At the heart of this work is the Hui Moʻolelo program, a community-based storytelling initiative that gathers and preserves intergenerational “talk-story” recordings rooted in place. In summer and fall 2025, a dedicated cohort of Pāʻia-connected storytellers came together under the guidance of cultural practitioner Kumu Sissy Lake-Farm to share personal narratives reflecting the area’s history, culture, and evolving relationship to land and ocean. These recordings, which include those by Pūlama Collier and Kiaʻi Collier, and Sheldon and Andrea Kealoha, now serve as the creative foundation for the public art process.

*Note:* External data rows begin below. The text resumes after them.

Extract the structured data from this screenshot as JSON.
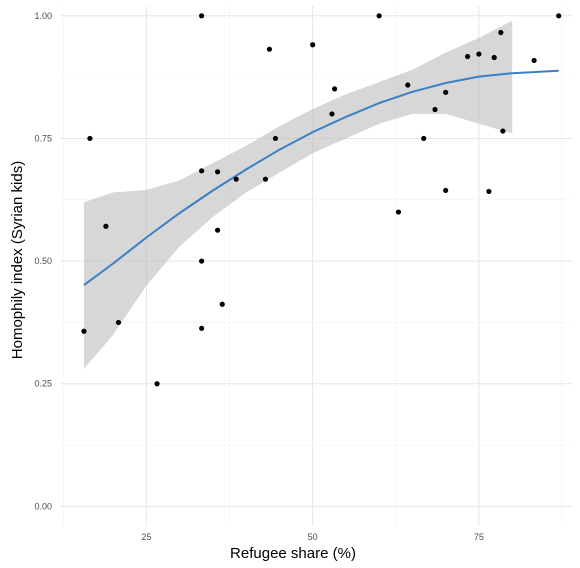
{
  "chart_data": {
    "type": "scatter",
    "title": "",
    "xlabel": "Refugee share (%)",
    "ylabel": "Homophily index (Syrian kids)",
    "xlim": [
      12,
      89
    ],
    "ylim": [
      -0.04,
      1.02
    ],
    "x_ticks": [
      25,
      50,
      75
    ],
    "x_tick_labels": [
      "25",
      "50",
      "75"
    ],
    "y_ticks": [
      0,
      0.25,
      0.5,
      0.75,
      1
    ],
    "y_tick_labels": [
      "0.00",
      "0.25",
      "0.50",
      "0.75",
      "1.00"
    ],
    "grid": true,
    "legend": "none",
    "points": {
      "x": [
        15.6,
        16.5,
        18.9,
        20.8,
        26.6,
        33.3,
        33.3,
        33.3,
        33.3,
        35.7,
        35.7,
        36.4,
        38.5,
        42.9,
        43.5,
        44.4,
        50.0,
        52.9,
        53.3,
        60.0,
        62.9,
        64.3,
        66.7,
        68.4,
        70.0,
        70.0,
        73.3,
        75.0,
        76.5,
        77.3,
        78.3,
        78.6,
        83.3,
        87.0
      ],
      "y": [
        0.357,
        0.75,
        0.571,
        0.375,
        0.25,
        1.0,
        0.684,
        0.5,
        0.363,
        0.682,
        0.563,
        0.412,
        0.667,
        0.667,
        0.932,
        0.75,
        0.941,
        0.8,
        0.851,
        1.0,
        0.6,
        0.859,
        0.75,
        0.809,
        0.844,
        0.644,
        0.917,
        0.922,
        0.642,
        0.915,
        0.966,
        0.765,
        0.909,
        1.0
      ],
      "color": "#000000"
    },
    "smooth": {
      "x": [
        15.6,
        20,
        25,
        30,
        35,
        40,
        45,
        50,
        55,
        60,
        65,
        70,
        75,
        80,
        87
      ],
      "y": [
        0.451,
        0.495,
        0.548,
        0.598,
        0.644,
        0.687,
        0.727,
        0.763,
        0.794,
        0.822,
        0.845,
        0.863,
        0.876,
        0.883,
        0.888
      ],
      "ci_x": [
        15.6,
        20,
        25,
        30,
        35,
        40,
        45,
        50,
        55,
        60,
        65,
        70,
        75,
        80
      ],
      "ci_lower": [
        0.28,
        0.35,
        0.45,
        0.53,
        0.59,
        0.64,
        0.68,
        0.72,
        0.75,
        0.78,
        0.8,
        0.8,
        0.78,
        0.76
      ],
      "ci_upper": [
        0.62,
        0.64,
        0.645,
        0.665,
        0.7,
        0.735,
        0.775,
        0.81,
        0.84,
        0.865,
        0.89,
        0.925,
        0.955,
        0.99
      ],
      "line_color": "#3b7fc4",
      "ribbon_color": "#bdbdbd"
    }
  }
}
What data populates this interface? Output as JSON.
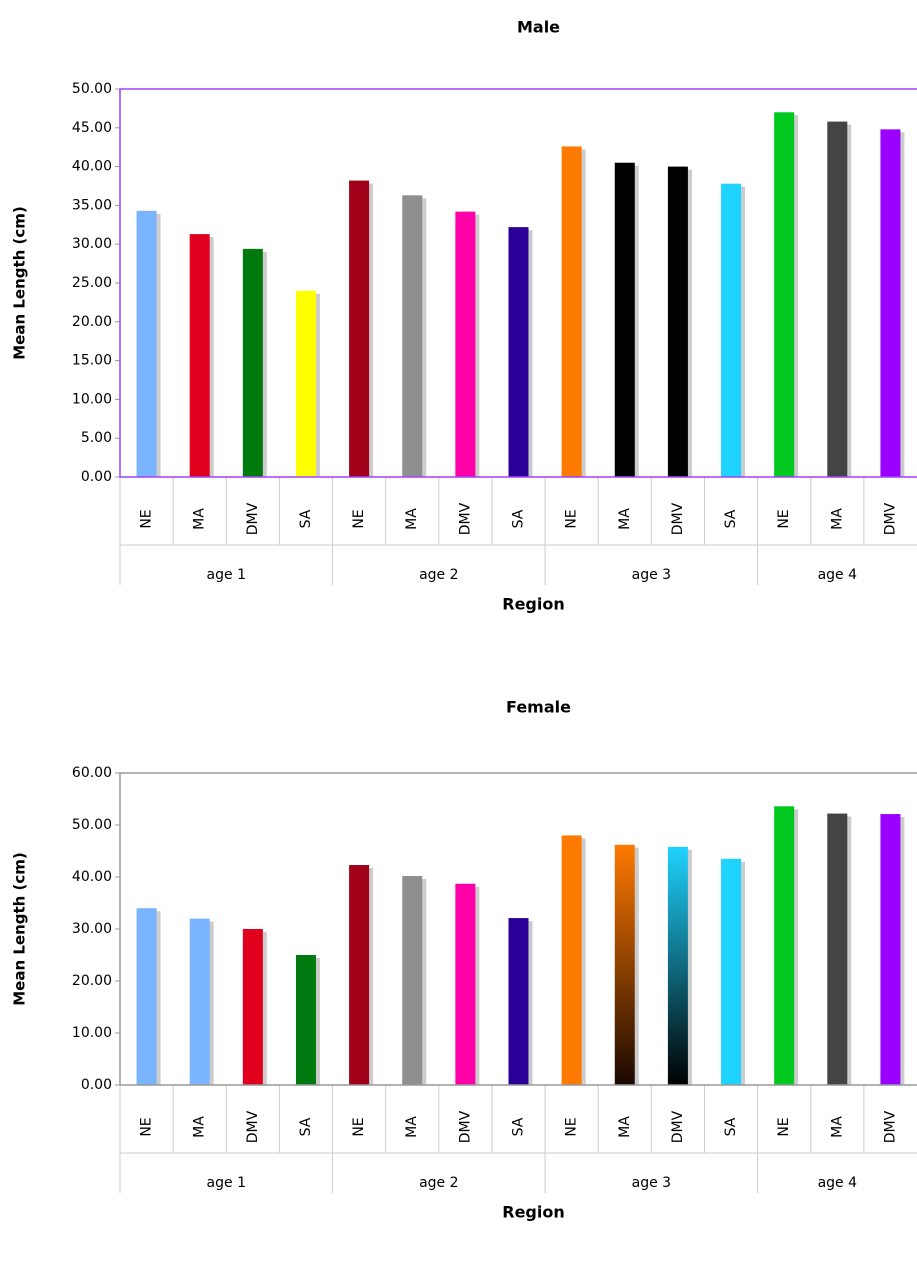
{
  "chart_data": [
    {
      "type": "bar",
      "title": "Male",
      "x_label": "Region",
      "y_label": "Mean Length (cm)",
      "groups": [
        {
          "name": "age 1",
          "categories": [
            "NE",
            "MA",
            "DMV",
            "SA"
          ]
        },
        {
          "name": "age 2",
          "categories": [
            "NE",
            "MA",
            "DMV",
            "SA"
          ]
        },
        {
          "name": "age 3",
          "categories": [
            "NE",
            "MA",
            "DMV",
            "SA"
          ]
        },
        {
          "name": "age 4",
          "categories": [
            "NE",
            "MA",
            "DMV"
          ]
        }
      ],
      "values": [
        34.3,
        31.3,
        29.4,
        24.0,
        38.2,
        36.3,
        34.2,
        32.2,
        42.6,
        40.5,
        40.0,
        37.8,
        47.0,
        45.8,
        44.8
      ],
      "colors": [
        "#7ab4ff",
        "#e0001e",
        "#007a0f",
        "#ffff00",
        "#a00018",
        "#8f8f8f",
        "#ff00a8",
        "#2a0099",
        "#ff7a00",
        "#000000",
        "#000000",
        "#1fd3ff",
        "#00c81e",
        "#444444",
        "#9a00ff"
      ],
      "ylim": [
        0,
        50
      ],
      "yticks": [
        {
          "value": 0,
          "label": "0.00"
        },
        {
          "value": 5,
          "label": "5.00"
        },
        {
          "value": 10,
          "label": "10.00"
        },
        {
          "value": 15,
          "label": "15.00"
        },
        {
          "value": 20,
          "label": "20.00"
        },
        {
          "value": 25,
          "label": "25.00"
        },
        {
          "value": 30,
          "label": "30.00"
        },
        {
          "value": 35,
          "label": "35.00"
        },
        {
          "value": 40,
          "label": "40.00"
        },
        {
          "value": 45,
          "label": "45.00"
        },
        {
          "value": 50,
          "label": "50.00"
        }
      ],
      "frame_color": "#a040ff"
    },
    {
      "type": "bar",
      "title": "Female",
      "x_label": "Region",
      "y_label": "Mean Length (cm)",
      "groups": [
        {
          "name": "age 1",
          "categories": [
            "NE",
            "MA",
            "DMV",
            "SA"
          ]
        },
        {
          "name": "age 2",
          "categories": [
            "NE",
            "MA",
            "DMV",
            "SA"
          ]
        },
        {
          "name": "age 3",
          "categories": [
            "NE",
            "MA",
            "DMV",
            "SA"
          ]
        },
        {
          "name": "age 4",
          "categories": [
            "NE",
            "MA",
            "DMV"
          ]
        }
      ],
      "values": [
        34.0,
        32.0,
        30.0,
        25.0,
        42.3,
        40.2,
        38.7,
        32.1,
        48.0,
        46.2,
        45.8,
        43.5,
        53.6,
        52.2,
        52.1
      ],
      "colors": [
        "#7ab4ff",
        "#7ab4ff",
        "#e0001e",
        "#007a0f",
        "#a00018",
        "#8f8f8f",
        "#ff00a8",
        "#2a0099",
        "#ff7a00",
        [
          "#ff7a00",
          "#1a0800"
        ],
        [
          "#1fd3ff",
          "#000000"
        ],
        "#1fd3ff",
        "#00c81e",
        "#444444",
        "#9a00ff"
      ],
      "ylim": [
        0,
        60
      ],
      "yticks": [
        {
          "value": 0,
          "label": "0.00"
        },
        {
          "value": 10,
          "label": "10.00"
        },
        {
          "value": 20,
          "label": "20.00"
        },
        {
          "value": 30,
          "label": "30.00"
        },
        {
          "value": 40,
          "label": "40.00"
        },
        {
          "value": 50,
          "label": "50.00"
        },
        {
          "value": 60,
          "label": "60.00"
        }
      ],
      "frame_color": "#999999"
    }
  ]
}
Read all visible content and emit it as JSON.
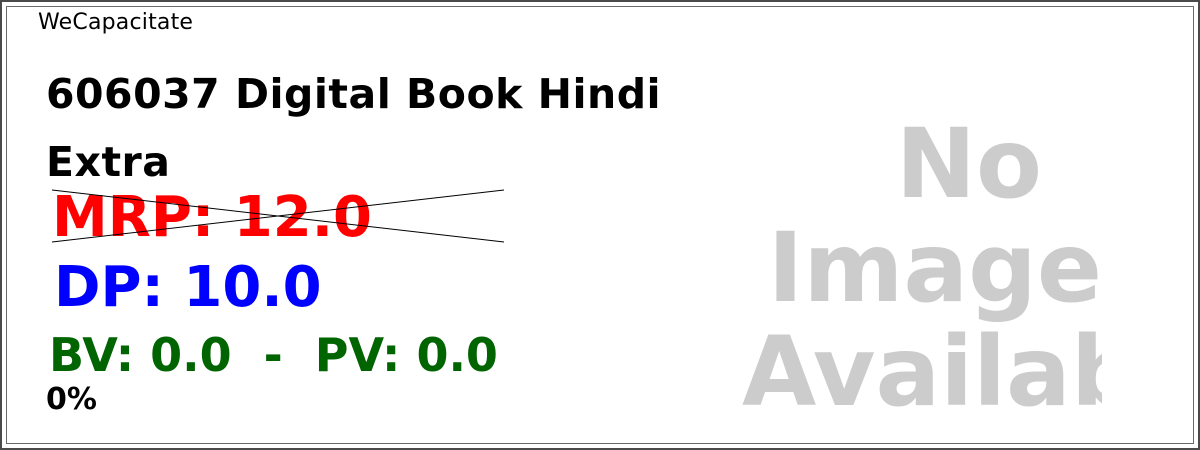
{
  "brand": "WeCapacitate",
  "product": {
    "title": "606037 Digital Book Hindi Extra",
    "mrp": "MRP: 12.0",
    "dp": "DP: 10.0",
    "bv_pv": "BV: 0.0  -  PV: 0.0",
    "discount": "0%"
  },
  "placeholder_image": {
    "line1": "No",
    "line2": "Image",
    "line3": "Available"
  },
  "colors": {
    "mrp": "#ff0000",
    "dp": "#0000ff",
    "bv_pv": "#006400",
    "placeholder": "#cccccc"
  }
}
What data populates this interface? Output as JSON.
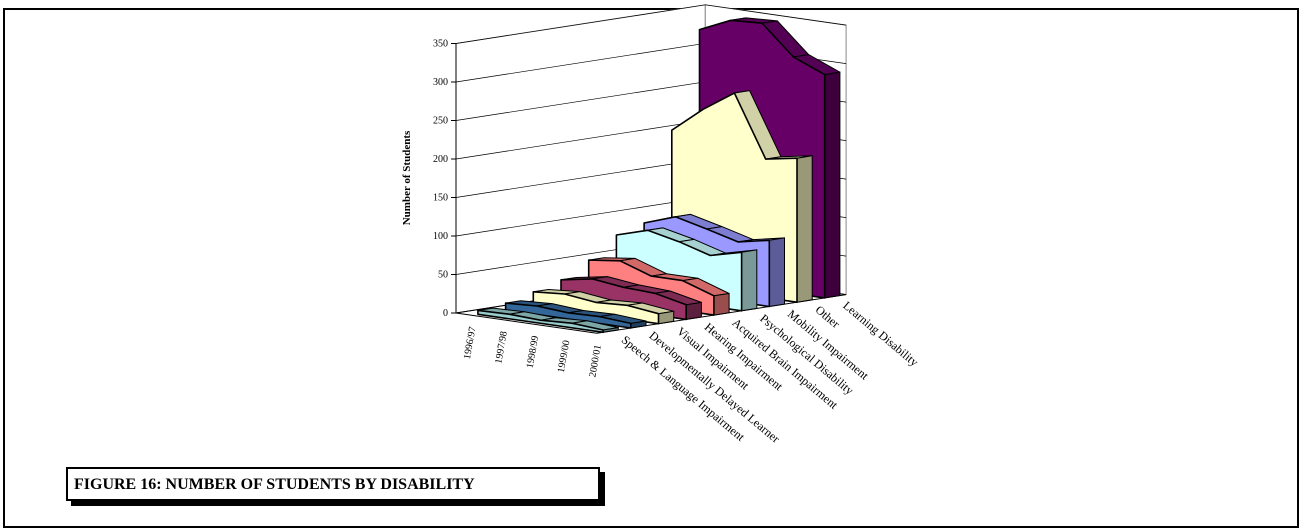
{
  "caption": "FIGURE 16: NUMBER OF STUDENTS BY DISABILITY",
  "chart_data": {
    "type": "area",
    "subtype": "3d-area",
    "title": "",
    "ylabel": "Number of Students",
    "xlabel": "",
    "ylim": [
      0,
      350
    ],
    "yticks": [
      0,
      50,
      100,
      150,
      200,
      250,
      300,
      350
    ],
    "grid": true,
    "legend": "none",
    "x": [
      "1996/97",
      "1997/98",
      "1998/99",
      "1999/00",
      "2000/01"
    ],
    "series": [
      {
        "name": "Speech & Language Impairment",
        "color": "#99CCCC",
        "values": [
          5,
          6,
          4,
          6,
          3
        ]
      },
      {
        "name": "Developmentally Delayed Learner",
        "color": "#336699",
        "values": [
          9,
          11,
          8,
          9,
          6
        ]
      },
      {
        "name": "Visual Impairment",
        "color": "#FFFFCC",
        "values": [
          18,
          21,
          16,
          18,
          13
        ]
      },
      {
        "name": "Hearing Impairment",
        "color": "#993366",
        "values": [
          28,
          35,
          30,
          28,
          19
        ]
      },
      {
        "name": "Acquired Brain Impairment",
        "color": "#FF8080",
        "values": [
          48,
          53,
          39,
          39,
          25
        ]
      },
      {
        "name": "Psychological Disability",
        "color": "#CCFFFF",
        "values": [
          75,
          87,
          78,
          66,
          76
        ]
      },
      {
        "name": "Mobility Impairment",
        "color": "#9999FF",
        "values": [
          85,
          99,
          89,
          78,
          86
        ]
      },
      {
        "name": "Other",
        "color": "#FFFFCC",
        "values": [
          200,
          233,
          260,
          180,
          187
        ]
      },
      {
        "name": "Learning Disability",
        "color": "#660066",
        "values": [
          325,
          343,
          345,
          307,
          290
        ]
      }
    ]
  }
}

Building from this foundation, MPAC designed and led a public artist selection process, inviting applicants to ground their proposals in these recorded moʻolelo. Nearly 20 artists applied for PYCC-specific projects that included a relief or 3D installation on an external elevator shaft, powder-coated aluminum railings, permanent relief concrete columns and landscape sculptures, yielded three finalists that were awarded stipends to enter an intensive concept development phase. These artists are not working in isolation; rather, they are engaging in a structured process of listening, learning, and exchange designed to ensure their proposals are shaped by those connected to Pāʻia.

This phase has been guided by a deeply collaborative network of cultural practitioners, scientists, educators, and community leaders. Community consultants to date have included lead architect Alika Romanchak, Sissy Lake-Farm & the MPAC team, Sheldon & Andrea Kealoha, Pūlama Collier and Kiaʻi Collier, PYCC staff and board members, Tara Owens and Wes Crile of the University of Hawaiʻi Sea Grant Program, and Dr. Lei Ishikawa, Native Hawaiian kapa practitioner, educator, and community leader.

Together, this network of contributors ensures that the resulting artworks are not simply inspired by community, but co-authored through it. MPAC’s role is to hold this process with care: facilitating consultation, translating feedback, and supporting artists as their concepts evolve in response to both ancestral knowledge and present-day youth experience.

The proposed artworks, ranging from integrated concrete column designs and narrative railing panels to sculptural, landscape, and functional outdoor elements, are being developed in phased, fundable segments aligned with PYCC’s capital campaign and construction timeline. This structure allows the project to move forward with transparency and flexibility, ensuring each phase can be realized with integrity as funding becomes available.

As of spring 2026, three complete artist proposals have been submitted and are under review, alongside a new round of artist applications through an April 2026 artist call to expand the field of possibilities. Final proposals will be presented to the PYCC Board in May 2026, with selected projects moving into contract and fundraising shortly thereafter. Installation is anticipated in 2027.

Through this process, the new PYCC will become more than a building. It will stand as a living, visual expression of Pāʻia, its histories, its tensions, its humor, and its deep sense of belonging shaped by the many voices who continue to care for and define this place.